新着情報

Croquis No.4  ~虹の立つ処

 6月3日の夕刻、東所沢の空に、分度器のような半円形の虹が立ちました。午後の激しい雷雨が残していった湿った大気を、西からの陽射しがひと息に貫いてつくり出された壮観に、下校する中学生も思わず足を止めて歓声を挙げていました。

 「長元三年(1030)七月六日丁巳、今日関白(藤原頼通)ならびに春宮大夫家(藤原頼宗)に虹が立った。世俗の説により、売買の事(=市)が行われた。(~『日本紀略』十四 後一條)」

 平安期の資料には、虹の立つ処に市を立てる慣習が散見されます。そのことについて、思想家の中沢新一さんが『虹の理論』という本の中で、非常に興味深い考えを提示しています。中沢さんによれば、虹は大地に秘められた力を大気の中に吹き上げ、解き放つもの。それはまさに神聖な力です。人々は自分の持ち物を神に捧げるために虹が立った場所に持ち寄ります。持ち主のもとを離れた品物は虹の力によって清められ、別の人間のもとに下されます。商品の交換は、新しい人間関係を生み出す行いなのです。市とは人々が虹の力によって、それまでの自分を解放して新しい世界に出会い、新しい相手との自由な関係を結ぶ場と言えましょう。 
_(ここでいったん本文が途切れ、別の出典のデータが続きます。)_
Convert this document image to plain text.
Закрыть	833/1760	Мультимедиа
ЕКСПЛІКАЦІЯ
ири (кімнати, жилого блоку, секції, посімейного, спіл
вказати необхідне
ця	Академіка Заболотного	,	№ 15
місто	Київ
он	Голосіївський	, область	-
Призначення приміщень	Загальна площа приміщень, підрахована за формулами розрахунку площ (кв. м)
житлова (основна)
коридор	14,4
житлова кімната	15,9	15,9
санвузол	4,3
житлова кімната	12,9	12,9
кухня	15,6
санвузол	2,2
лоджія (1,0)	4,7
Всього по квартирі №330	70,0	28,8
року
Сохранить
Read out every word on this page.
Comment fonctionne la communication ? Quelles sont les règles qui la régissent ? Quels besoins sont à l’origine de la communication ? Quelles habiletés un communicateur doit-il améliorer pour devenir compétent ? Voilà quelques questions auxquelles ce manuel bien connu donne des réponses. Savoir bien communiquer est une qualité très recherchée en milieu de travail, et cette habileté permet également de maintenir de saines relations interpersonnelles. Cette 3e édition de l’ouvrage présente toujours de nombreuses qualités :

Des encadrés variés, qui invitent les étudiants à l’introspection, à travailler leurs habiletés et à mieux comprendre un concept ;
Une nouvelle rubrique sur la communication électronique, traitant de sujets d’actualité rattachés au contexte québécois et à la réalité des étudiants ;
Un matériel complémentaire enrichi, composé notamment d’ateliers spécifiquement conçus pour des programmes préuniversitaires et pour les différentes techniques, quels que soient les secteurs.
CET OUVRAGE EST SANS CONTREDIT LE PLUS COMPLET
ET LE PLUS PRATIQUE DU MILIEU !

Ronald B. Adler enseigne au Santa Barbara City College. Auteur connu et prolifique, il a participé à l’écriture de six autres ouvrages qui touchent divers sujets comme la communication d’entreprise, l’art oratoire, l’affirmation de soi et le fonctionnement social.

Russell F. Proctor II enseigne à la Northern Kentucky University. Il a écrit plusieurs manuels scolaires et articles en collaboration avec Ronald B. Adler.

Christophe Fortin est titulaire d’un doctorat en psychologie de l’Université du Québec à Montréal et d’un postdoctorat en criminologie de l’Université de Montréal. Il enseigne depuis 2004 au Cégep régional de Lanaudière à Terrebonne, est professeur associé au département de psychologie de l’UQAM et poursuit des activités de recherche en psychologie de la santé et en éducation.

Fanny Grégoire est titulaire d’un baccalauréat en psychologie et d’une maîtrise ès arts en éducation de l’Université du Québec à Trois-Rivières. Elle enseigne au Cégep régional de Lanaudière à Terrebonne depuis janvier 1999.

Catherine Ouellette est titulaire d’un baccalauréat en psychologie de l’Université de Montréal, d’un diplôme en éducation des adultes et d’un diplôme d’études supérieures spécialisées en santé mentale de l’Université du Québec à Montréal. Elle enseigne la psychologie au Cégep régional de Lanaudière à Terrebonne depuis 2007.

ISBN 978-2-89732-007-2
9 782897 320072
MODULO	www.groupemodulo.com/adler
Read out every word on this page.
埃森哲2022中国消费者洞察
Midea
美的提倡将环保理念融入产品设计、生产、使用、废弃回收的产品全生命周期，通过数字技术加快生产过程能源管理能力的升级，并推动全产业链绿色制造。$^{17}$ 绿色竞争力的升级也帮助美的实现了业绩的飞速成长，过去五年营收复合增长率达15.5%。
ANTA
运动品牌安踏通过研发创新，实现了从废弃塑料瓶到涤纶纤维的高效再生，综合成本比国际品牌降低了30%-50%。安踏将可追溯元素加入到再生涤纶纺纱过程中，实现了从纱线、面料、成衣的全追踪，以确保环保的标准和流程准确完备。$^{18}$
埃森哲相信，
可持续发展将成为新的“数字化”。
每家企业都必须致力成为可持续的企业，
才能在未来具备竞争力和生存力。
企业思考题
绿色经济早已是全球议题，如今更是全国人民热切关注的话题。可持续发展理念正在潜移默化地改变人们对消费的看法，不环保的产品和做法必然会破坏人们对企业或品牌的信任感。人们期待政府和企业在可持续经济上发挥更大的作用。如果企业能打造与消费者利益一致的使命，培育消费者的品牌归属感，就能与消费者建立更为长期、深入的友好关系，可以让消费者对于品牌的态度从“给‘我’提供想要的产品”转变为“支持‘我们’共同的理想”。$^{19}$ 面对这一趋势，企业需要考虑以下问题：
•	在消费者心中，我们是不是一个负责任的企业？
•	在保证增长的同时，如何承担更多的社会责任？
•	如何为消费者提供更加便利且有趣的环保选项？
 私は、虹が立つところに人々の新しい関係が生まれるという中沢さんの考えは素敵だと思います。市が立てば、そこに人が集まり、たくさんの言葉と心情とが行き交います。その中から、憎しみも争い事も生じるかも知れません。しかしそれ以上に力強い喜びの歌が交わされ、恋も生まれるでしょう。虹を見上げる時、なにか新しい力がひたひたと心を満たしてくれるように感じるのは、その神聖な力のあらわれなのかも知れません。

 詩人・吉野弘の『虹の足』という作品をご存じの方も多いでしょう。「雨があがって/雲間から/乾麺みたいに真直な/陽射しがたくさん地上に刺さり/行手に榛名山が見えたころ/山路を登るバスの中で見たのだ、虹の足を。/…(中略)…野面にすらりと足を置いて/虹のアーチが軽やかに/すっくと空に立ったのを!/その虹の足の底に/小さな村といくつかの家が/すっぽり抱かれて染められていたのだ。/それなのに/家から飛び出して虹の足にさわろうとする人影は見えない。/─ おーい、君の家が虹の中にあるぞォ/乗客たちは頬を火照らせ/野面に立った虹の足に見とれた。多分、あれはバスの中の僕らには見えて/村の人々には見えないのだ。/そんなこともあるのだろう/他人には見えて/自分には見えない幸福の中で/格別驚きもせず/幸福に生きていることが─。」

 格別驚くようなものではない日常の営みが、実は幸福のなつかしい薫りにつつまれているということは、確かに日常の外側からでなければわからないかも知れません。しかし、私たちが立ち位置を変えるだけで、広い田圃も、山路を走るバスの乗客たちも、榛名山さえも虹の下にあるように眺めることは可能です。唯一、私たちがその風景に描きこむことが出来ないのは、虹を眺めている私たち自身の姿です。私たちは、自分自身の外側に立って自分を見ることはできません。虹の懐にいる自分の姿は、決して見ることができないのです。

 自分という存在は、他者よりも遠い存在なのかも知れない…吉野もおそらく、その矛盾に気が付いているのでしょう。